Prodi osserva che nel Partito Democratico manca un dibattito serio, in particolare sulla politica industriale. Inoltre, sottolinea che «criticare non basta, bisogna proporre riforme». Da queste parole emerge una riflessione che merita attenzione, in particolare quando il Professore afferma che “la Meloni ora è nel club europeo, ma come ruota di scorta”. Nonostante Ursula von der Leyen abbia numerosi impegni, soprattutto in vista delle cruciali elezioni tedesche, si può riconoscere che la Meloni ha giocato un ruolo importante nel limitare l’influenza dell’estrema destra all’interno dell’Unione.

Quanto alla Meloni, a me sembra tuttavia che il suo ruolo non si riduca a quello di una semplice “ruota di scorta”. Piuttosto, l’Italia si trova di fronte a un’opportunità unica: un ruolo determinante nel confronto tra l’Unione Europea e gli Stati Uniti. È in questo contesto che Prodi non mette abbastanza in luce un altro contributo significativo dell’Italia: quello di aver lavorato, insieme a Mario Monti e in sintonia con il Presidente Mattarella, per assicurare la presenza di un italiano di peso nell’esecutivo europeo, come dimostra la nomina di Raffaele Fitto.

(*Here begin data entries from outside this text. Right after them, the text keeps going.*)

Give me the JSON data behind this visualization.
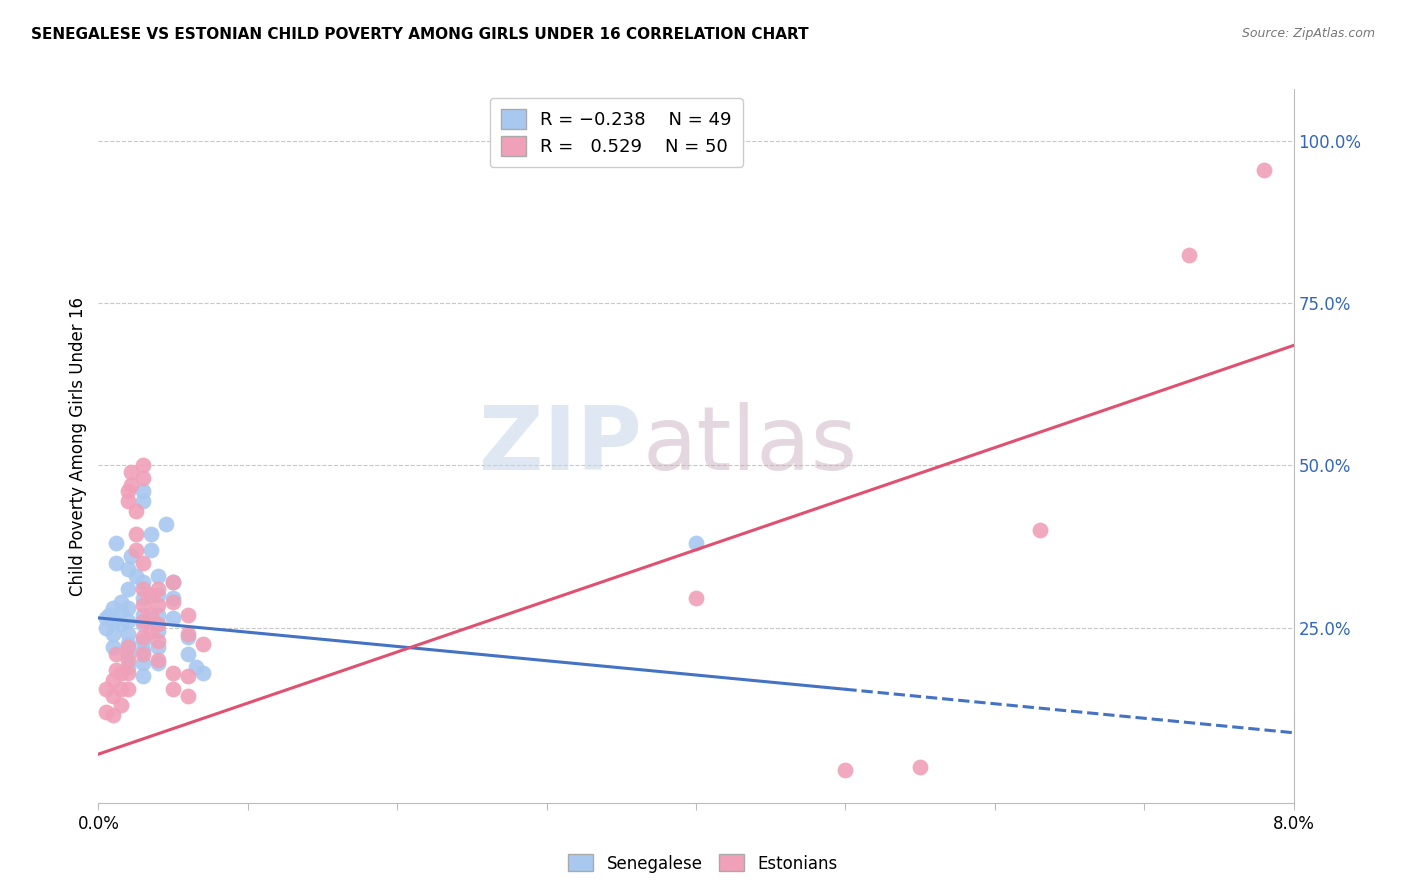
{
  "title": "SENEGALESE VS ESTONIAN CHILD POVERTY AMONG GIRLS UNDER 16 CORRELATION CHART",
  "source": "Source: ZipAtlas.com",
  "ylabel": "Child Poverty Among Girls Under 16",
  "xlim": [
    0.0,
    0.08
  ],
  "ylim": [
    -0.02,
    1.08
  ],
  "color_blue": "#A8C8F0",
  "color_pink": "#F0A0B8",
  "line_color_blue": "#4472C4",
  "line_color_pink": "#E05070",
  "background_color": "#FFFFFF",
  "watermark_zip": "ZIP",
  "watermark_atlas": "atlas",
  "blue_line_solid": [
    [
      0.0,
      0.265
    ],
    [
      0.05,
      0.155
    ]
  ],
  "blue_line_dash": [
    [
      0.05,
      0.155
    ],
    [
      0.08,
      0.088
    ]
  ],
  "pink_line": [
    [
      0.0,
      0.055
    ],
    [
      0.08,
      0.685
    ]
  ],
  "blue_data": [
    [
      0.0005,
      0.265
    ],
    [
      0.0005,
      0.25
    ],
    [
      0.0007,
      0.27
    ],
    [
      0.001,
      0.28
    ],
    [
      0.001,
      0.26
    ],
    [
      0.001,
      0.24
    ],
    [
      0.001,
      0.22
    ],
    [
      0.0012,
      0.38
    ],
    [
      0.0012,
      0.35
    ],
    [
      0.0015,
      0.29
    ],
    [
      0.0015,
      0.275
    ],
    [
      0.0015,
      0.255
    ],
    [
      0.002,
      0.34
    ],
    [
      0.002,
      0.31
    ],
    [
      0.002,
      0.28
    ],
    [
      0.002,
      0.26
    ],
    [
      0.002,
      0.24
    ],
    [
      0.002,
      0.225
    ],
    [
      0.002,
      0.21
    ],
    [
      0.002,
      0.19
    ],
    [
      0.0022,
      0.36
    ],
    [
      0.0025,
      0.33
    ],
    [
      0.003,
      0.46
    ],
    [
      0.003,
      0.445
    ],
    [
      0.003,
      0.32
    ],
    [
      0.003,
      0.295
    ],
    [
      0.003,
      0.27
    ],
    [
      0.003,
      0.255
    ],
    [
      0.003,
      0.23
    ],
    [
      0.003,
      0.215
    ],
    [
      0.003,
      0.195
    ],
    [
      0.003,
      0.175
    ],
    [
      0.0035,
      0.395
    ],
    [
      0.0035,
      0.37
    ],
    [
      0.004,
      0.33
    ],
    [
      0.004,
      0.3
    ],
    [
      0.004,
      0.27
    ],
    [
      0.004,
      0.245
    ],
    [
      0.004,
      0.22
    ],
    [
      0.004,
      0.195
    ],
    [
      0.0045,
      0.41
    ],
    [
      0.005,
      0.32
    ],
    [
      0.005,
      0.295
    ],
    [
      0.005,
      0.265
    ],
    [
      0.006,
      0.235
    ],
    [
      0.006,
      0.21
    ],
    [
      0.0065,
      0.19
    ],
    [
      0.007,
      0.18
    ],
    [
      0.04,
      0.38
    ]
  ],
  "pink_data": [
    [
      0.0005,
      0.155
    ],
    [
      0.0005,
      0.12
    ],
    [
      0.001,
      0.17
    ],
    [
      0.001,
      0.145
    ],
    [
      0.001,
      0.115
    ],
    [
      0.0012,
      0.21
    ],
    [
      0.0012,
      0.185
    ],
    [
      0.0015,
      0.18
    ],
    [
      0.0015,
      0.155
    ],
    [
      0.0015,
      0.13
    ],
    [
      0.002,
      0.46
    ],
    [
      0.002,
      0.445
    ],
    [
      0.002,
      0.22
    ],
    [
      0.002,
      0.2
    ],
    [
      0.002,
      0.18
    ],
    [
      0.002,
      0.155
    ],
    [
      0.0022,
      0.49
    ],
    [
      0.0022,
      0.47
    ],
    [
      0.0025,
      0.43
    ],
    [
      0.0025,
      0.395
    ],
    [
      0.0025,
      0.37
    ],
    [
      0.003,
      0.5
    ],
    [
      0.003,
      0.48
    ],
    [
      0.003,
      0.35
    ],
    [
      0.003,
      0.31
    ],
    [
      0.003,
      0.285
    ],
    [
      0.003,
      0.26
    ],
    [
      0.003,
      0.235
    ],
    [
      0.003,
      0.21
    ],
    [
      0.0035,
      0.3
    ],
    [
      0.0035,
      0.27
    ],
    [
      0.0035,
      0.245
    ],
    [
      0.004,
      0.31
    ],
    [
      0.004,
      0.285
    ],
    [
      0.004,
      0.255
    ],
    [
      0.004,
      0.23
    ],
    [
      0.004,
      0.2
    ],
    [
      0.005,
      0.32
    ],
    [
      0.005,
      0.29
    ],
    [
      0.005,
      0.18
    ],
    [
      0.005,
      0.155
    ],
    [
      0.006,
      0.27
    ],
    [
      0.006,
      0.24
    ],
    [
      0.006,
      0.175
    ],
    [
      0.006,
      0.145
    ],
    [
      0.007,
      0.225
    ],
    [
      0.04,
      0.295
    ],
    [
      0.05,
      0.03
    ],
    [
      0.055,
      0.035
    ],
    [
      0.063,
      0.4
    ],
    [
      0.073,
      0.825
    ],
    [
      0.078,
      0.955
    ]
  ]
}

Invece, rispetto al possibile referendum sulla riforma costituzionale, servirebbe affrontare il tema con spirito costruttivo, contrastando comunque il “premierato assoluto” come formula destinata a dividere ulteriormente il Paese. E questo potrebbe alimentare pericolosamente l’astensionismo, che coinvolge ormai il 50% degli elettori. Molti tra questi, seppur disillusi, potrebbero essere indotti ad accettare la scommessa di una potenziale avventura politica, per cercare una prospettiva di stabilità e governabilità, senza considerare i rischi di un cambiamento radicale che nel resto del mondo non ha precedenti, eccetto in Israele, dove peraltro l’esperimento dell’elezione diretta del premier è stato rapidamente interrotto.